Stocks opened lower this morning (Dow -27 pts; SPX -.15%). Leading the market lower are banks, biotechs, and REITs. Energy stocks are also lower in early trading as oil prices dip. The VIX Index is actually a little as well, trading around 12.2. Remember, traders are watching this fear gauge, which is expected to rise as the Trump Rally fades. WTI crude oil is recovering some of yesterday’s lost ground to trade up around $51.50/barrel. Bonds are selling of as rates rise. So after a month-long pause, perhaps interest rates are headed higher again. The 5-year Treasury yield is up around 1.97% and the 10-year is trading at 2.47%. So don’t miss the fact that today bonds and stocks and gold are all trading lower.
Famed investor Jim Paulsen—of Wells Capital Management—says 2017 reminds him of 1987. We’re seeing a turn in the economy from slow growth to higher growth. And we’re finally seeing the return of “animal spirits” in the stock market. He believes bond yields will back up more, and the stock market will move higher in the near term. But that obviously makes it vulnerable to another correction.
Long time equity strategist Tom Lee of Fundstrat just changed his stance to neutral on the market. He’s been consistently bullish for quite a while. He says Trump will have trouble passing his pro-growth policies and investors will be disappointed. He also worries about further strengthening of the dollar and even excessive tightening by the Fed. He expects a zero return for stocks in 2017. He advises investors to focus on CRAP (computers, resources, American banks and phone companies). Value will win over growth; small-cap over large-caps.
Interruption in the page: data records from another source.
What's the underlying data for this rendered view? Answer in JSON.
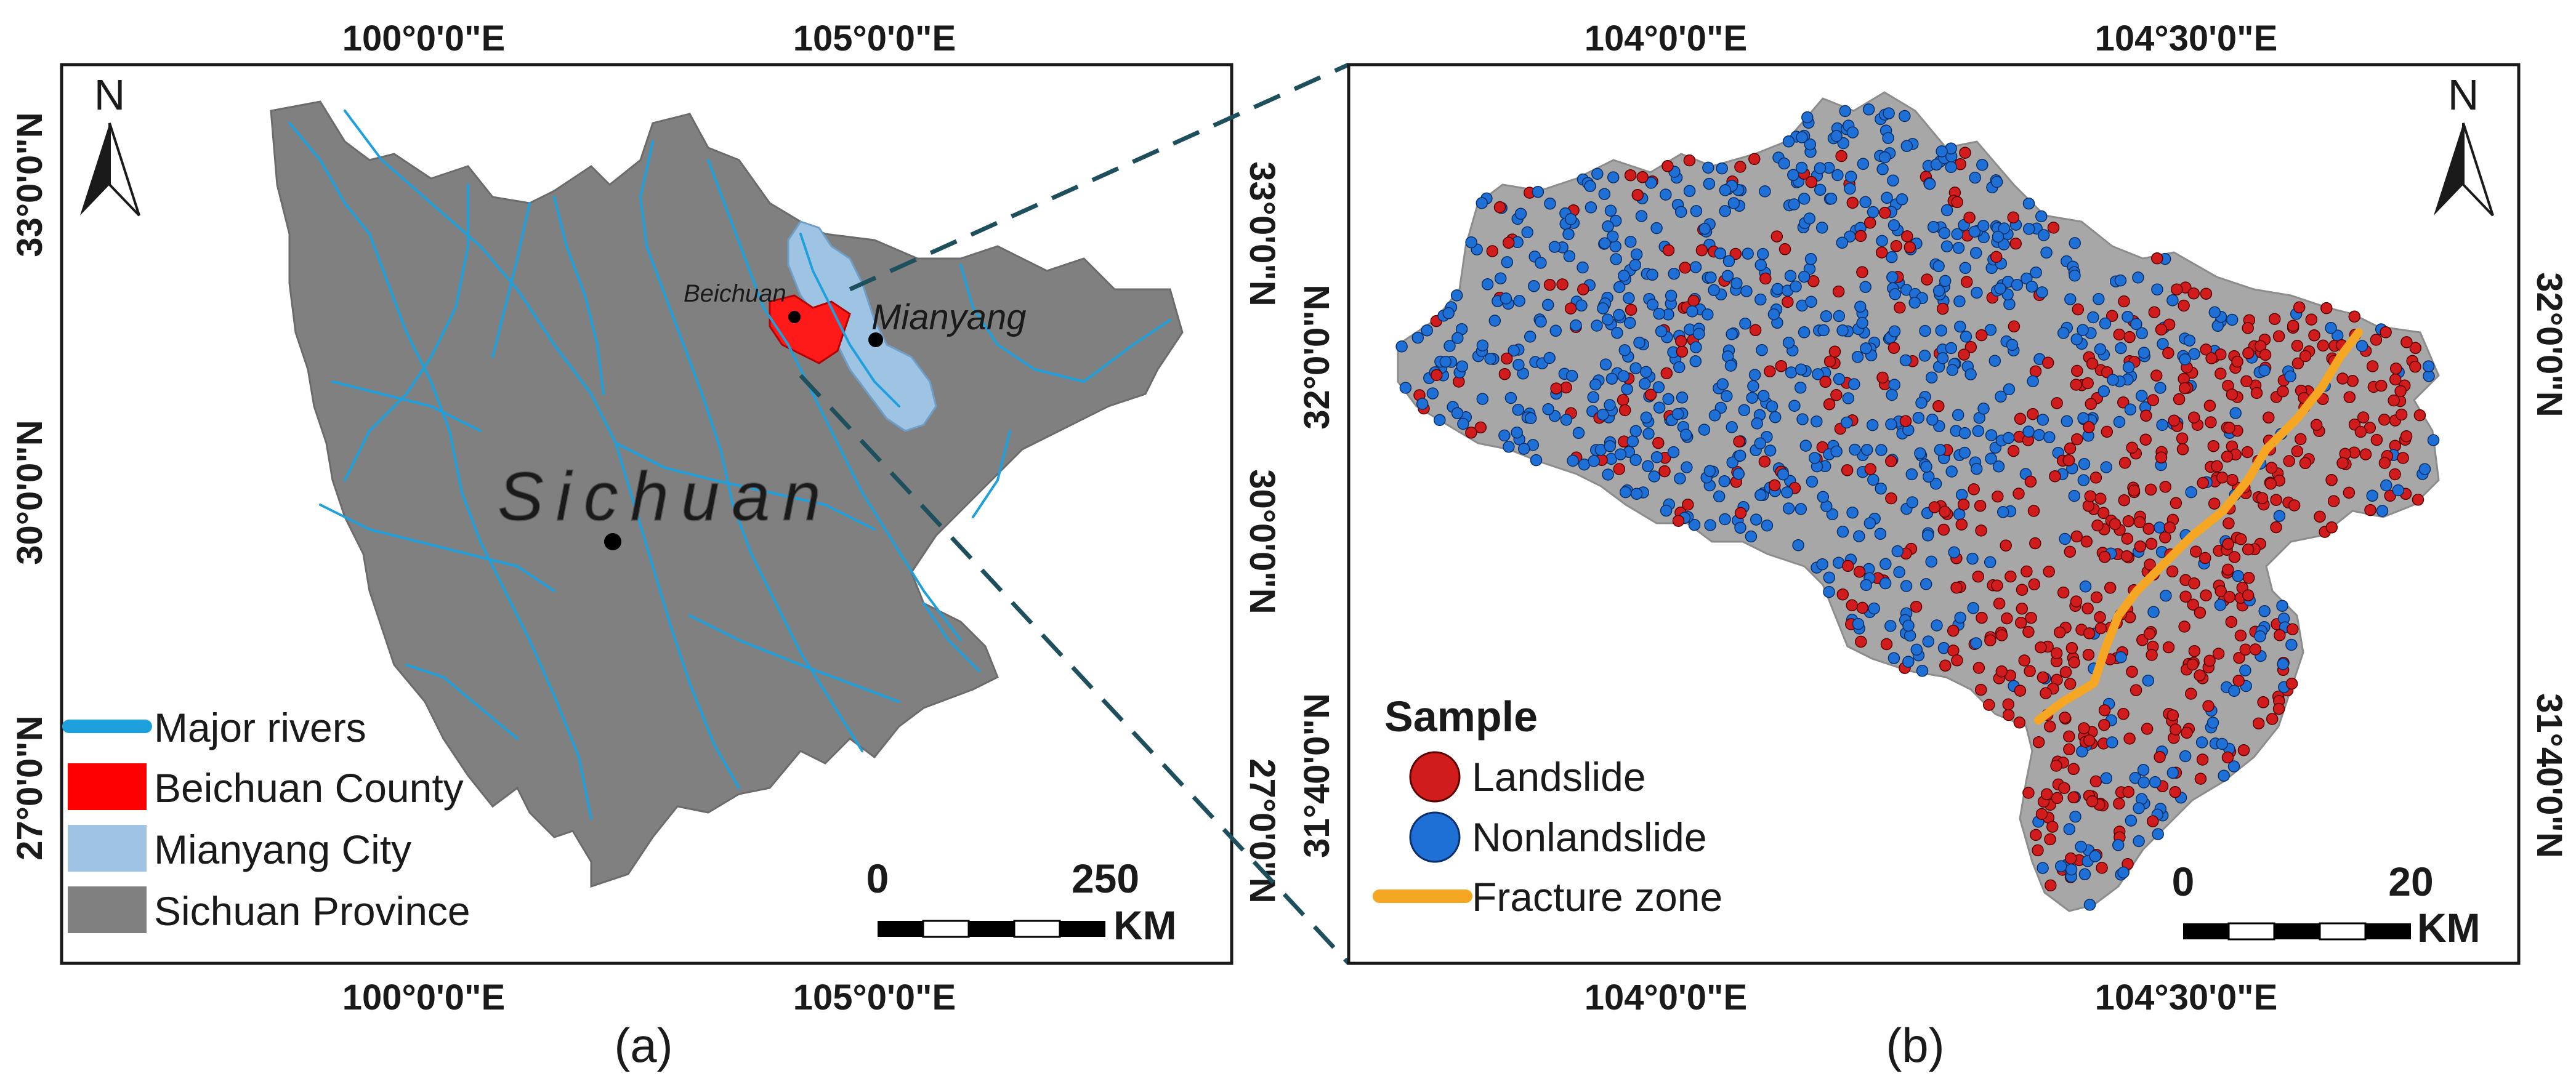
{
  "panel_a": {
    "caption": "(a)",
    "ticks_top": [
      "100°0'0\"E",
      "105°0'0\"E"
    ],
    "ticks_bottom": [
      "100°0'0\"E",
      "105°0'0\"E"
    ],
    "ticks_left": [
      "33°0'0\"N",
      "30°0'0\"N",
      "27°0'0\"N"
    ],
    "ticks_right": [
      "33°0'0\"N",
      "30°0'0\"N",
      "27°0'0\"N"
    ],
    "north": "N",
    "province_label": "Sichuan",
    "place_beichuan": "Beichuan",
    "place_mianyang": "Mianyang",
    "scale": {
      "start": "0",
      "end": "250",
      "unit": "KM"
    },
    "legend": [
      {
        "label": "Major rivers",
        "color": "#1ea0dc",
        "kind": "line"
      },
      {
        "label": "Beichuan County",
        "color": "#ff0000",
        "kind": "box"
      },
      {
        "label": "Mianyang City",
        "color": "#9ec3e3",
        "kind": "box"
      },
      {
        "label": "Sichuan Province",
        "color": "#808080",
        "kind": "box"
      }
    ]
  },
  "panel_b": {
    "caption": "(b)",
    "ticks_top": [
      "104°0'0\"E",
      "104°30'0\"E"
    ],
    "ticks_bottom": [
      "104°0'0\"E",
      "104°30'0\"E"
    ],
    "ticks_left": [
      "32°0'0\"N",
      "31°40'0\"N"
    ],
    "ticks_right": [
      "32°0'0\"N",
      "31°40'0\"N"
    ],
    "north": "N",
    "scale": {
      "start": "0",
      "end": "20",
      "unit": "KM"
    },
    "legend_title": "Sample",
    "legend": [
      {
        "label": "Landslide",
        "color": "#d01c1c",
        "kind": "dot"
      },
      {
        "label": "Nonlandslide",
        "color": "#1e6fd6",
        "kind": "dot"
      },
      {
        "label": "Fracture zone",
        "color": "#f5a623",
        "kind": "line"
      }
    ]
  }
}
Business & consumer sentiment gauges are generally pointing higher in recent days. The Philadelphia Federal Reserve’s Business Outlook survey jumped to 23.6 this month from 21.5 last month. That’s the highest since December 2014. Bloomberg’s Economic Expectations Diffusion Index just reached a post-recession high. In fact, the index suggests that consumers are more upbeat about the economy than at any time in nearly 15 years. And finally, NFIB’s Small Business Optimism Index just hit a 12-year high. So it’s interesting that the American Assn. of Individual Investors’ (AAII) Bullish Sentiment Index is falling. Whereas 50% of respondents felt bullish about the stock market back in November, the index has fallen to just 37% on the eve of the inauguration. I think it’s safe to say skepticism is creeping back in among retail and institutional investors alike.